Phatic comms can be very formulaic, e.g., with a total stranger whose store you've just walked into. But with people we know it is full of context. Reminders, repetition, reassurance. The LLM experience would be much warmer if phatic elements were more integral to it. (Claude's warm, changing welcome is a good start.)
4 - Availability
The very first incarnation of Interintellect was an AI powered chat app called Ixy (after "mutual information") aiming at making written communication between loved ones better. The two years of research that I conducted for it independently (this was ancient GPT2 times) were instrumental for today's good vibes on Interintellect, and the fact that after tens of thousands of conversations (across lockdowns, elections, wars) we have had 0 toxic incident at any of our live public salons even though most attendees are strangers.
One thing my old research focused on was asynchrony. A lot of our data pointed at how text conversations can go bad because they simultaneously assume constant availability while cannot guarantee it.
In linguistics, we always look at alignment. Two people are talking in a living room, they will make efforts to speak the same language, find the same volume, use a similar vocabulary. In short, they will try to maximize mutual information.
This is far more complicated over text, where we are both more and less honest and more and less present than in real life. My sense is because LLMs are writing-based (even our audio is transcribed, and the AI "reads out" to us a text it generates in written form) they inherited some of these issues from human texting.
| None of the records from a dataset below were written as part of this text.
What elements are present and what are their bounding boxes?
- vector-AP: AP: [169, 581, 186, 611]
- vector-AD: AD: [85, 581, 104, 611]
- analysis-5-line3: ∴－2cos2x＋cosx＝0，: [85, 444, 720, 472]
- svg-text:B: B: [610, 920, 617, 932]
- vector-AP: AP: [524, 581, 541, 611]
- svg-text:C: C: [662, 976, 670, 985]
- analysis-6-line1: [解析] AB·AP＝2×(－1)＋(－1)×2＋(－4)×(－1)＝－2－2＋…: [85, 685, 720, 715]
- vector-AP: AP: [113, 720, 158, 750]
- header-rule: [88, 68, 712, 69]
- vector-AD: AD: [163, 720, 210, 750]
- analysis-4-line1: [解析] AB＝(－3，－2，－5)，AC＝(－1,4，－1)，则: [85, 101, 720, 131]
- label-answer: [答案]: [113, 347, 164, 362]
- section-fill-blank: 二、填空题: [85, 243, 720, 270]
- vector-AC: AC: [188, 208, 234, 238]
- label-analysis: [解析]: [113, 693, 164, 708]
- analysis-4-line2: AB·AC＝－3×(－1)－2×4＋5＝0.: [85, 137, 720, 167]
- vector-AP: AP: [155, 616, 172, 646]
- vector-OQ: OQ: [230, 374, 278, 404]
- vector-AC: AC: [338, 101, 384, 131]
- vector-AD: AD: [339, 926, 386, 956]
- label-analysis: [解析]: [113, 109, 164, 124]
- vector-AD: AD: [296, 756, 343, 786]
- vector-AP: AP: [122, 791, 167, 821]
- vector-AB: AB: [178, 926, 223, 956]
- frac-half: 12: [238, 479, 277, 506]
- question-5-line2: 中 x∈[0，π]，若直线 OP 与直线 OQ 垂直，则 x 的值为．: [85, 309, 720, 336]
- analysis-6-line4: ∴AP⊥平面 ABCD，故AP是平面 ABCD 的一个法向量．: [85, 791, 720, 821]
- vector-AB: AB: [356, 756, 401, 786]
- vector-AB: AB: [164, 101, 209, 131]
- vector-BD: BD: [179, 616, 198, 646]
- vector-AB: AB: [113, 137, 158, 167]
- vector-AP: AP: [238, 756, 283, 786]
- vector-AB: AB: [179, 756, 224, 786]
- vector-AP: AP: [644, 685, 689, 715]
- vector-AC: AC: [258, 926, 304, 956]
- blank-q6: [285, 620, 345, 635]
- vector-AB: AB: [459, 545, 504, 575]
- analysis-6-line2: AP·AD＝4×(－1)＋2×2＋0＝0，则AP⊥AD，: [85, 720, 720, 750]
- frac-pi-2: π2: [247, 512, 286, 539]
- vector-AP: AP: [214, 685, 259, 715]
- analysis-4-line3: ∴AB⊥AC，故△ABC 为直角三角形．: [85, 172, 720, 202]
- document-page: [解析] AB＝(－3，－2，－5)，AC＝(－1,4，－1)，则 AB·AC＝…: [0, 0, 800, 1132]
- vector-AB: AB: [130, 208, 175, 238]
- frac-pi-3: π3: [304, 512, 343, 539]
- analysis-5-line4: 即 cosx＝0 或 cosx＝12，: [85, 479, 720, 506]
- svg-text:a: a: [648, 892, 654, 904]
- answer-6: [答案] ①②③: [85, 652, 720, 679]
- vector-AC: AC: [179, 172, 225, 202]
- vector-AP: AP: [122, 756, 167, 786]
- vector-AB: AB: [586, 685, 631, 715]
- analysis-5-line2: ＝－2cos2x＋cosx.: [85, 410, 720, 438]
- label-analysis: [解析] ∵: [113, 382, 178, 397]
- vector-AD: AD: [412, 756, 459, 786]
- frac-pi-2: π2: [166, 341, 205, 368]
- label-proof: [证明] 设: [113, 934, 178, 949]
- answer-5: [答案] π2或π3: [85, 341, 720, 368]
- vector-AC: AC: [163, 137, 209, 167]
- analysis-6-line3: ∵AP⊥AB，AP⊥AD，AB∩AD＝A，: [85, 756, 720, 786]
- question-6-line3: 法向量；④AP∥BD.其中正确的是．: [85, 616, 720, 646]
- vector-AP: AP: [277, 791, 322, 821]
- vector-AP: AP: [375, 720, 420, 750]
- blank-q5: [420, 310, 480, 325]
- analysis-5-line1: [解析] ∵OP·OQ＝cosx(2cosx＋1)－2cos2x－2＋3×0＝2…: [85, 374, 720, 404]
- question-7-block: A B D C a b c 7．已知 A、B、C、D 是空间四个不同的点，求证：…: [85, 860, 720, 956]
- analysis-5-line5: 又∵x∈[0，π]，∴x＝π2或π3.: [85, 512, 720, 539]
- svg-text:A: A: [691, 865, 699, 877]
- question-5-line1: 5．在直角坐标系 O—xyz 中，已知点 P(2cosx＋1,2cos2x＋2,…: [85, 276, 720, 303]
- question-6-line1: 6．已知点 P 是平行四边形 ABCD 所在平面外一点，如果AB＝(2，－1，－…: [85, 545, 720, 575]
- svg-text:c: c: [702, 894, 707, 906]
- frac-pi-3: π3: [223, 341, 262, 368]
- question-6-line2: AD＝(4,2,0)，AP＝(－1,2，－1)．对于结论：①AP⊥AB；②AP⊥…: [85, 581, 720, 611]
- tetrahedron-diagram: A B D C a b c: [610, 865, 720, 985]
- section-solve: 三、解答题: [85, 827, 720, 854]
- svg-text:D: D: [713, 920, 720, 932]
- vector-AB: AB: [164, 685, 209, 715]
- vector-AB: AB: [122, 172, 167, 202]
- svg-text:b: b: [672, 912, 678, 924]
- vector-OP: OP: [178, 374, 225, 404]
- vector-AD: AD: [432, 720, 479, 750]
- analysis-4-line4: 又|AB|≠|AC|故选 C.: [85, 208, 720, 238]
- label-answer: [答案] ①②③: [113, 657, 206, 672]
Of course, LLMs are always available. With that, humans cannot compete. But so much of human communication is physical -- rhythm, sensation, excitement, goosebumps, sweat ... and *absence* which makes presence valuable -- that right now I am not worried the literary salon where people can come together to think together could be replaced anytime soon.
But building better communication tools for humans to use with each other -- powered by AI or just plain good human thinking -- remains an essential task ahead.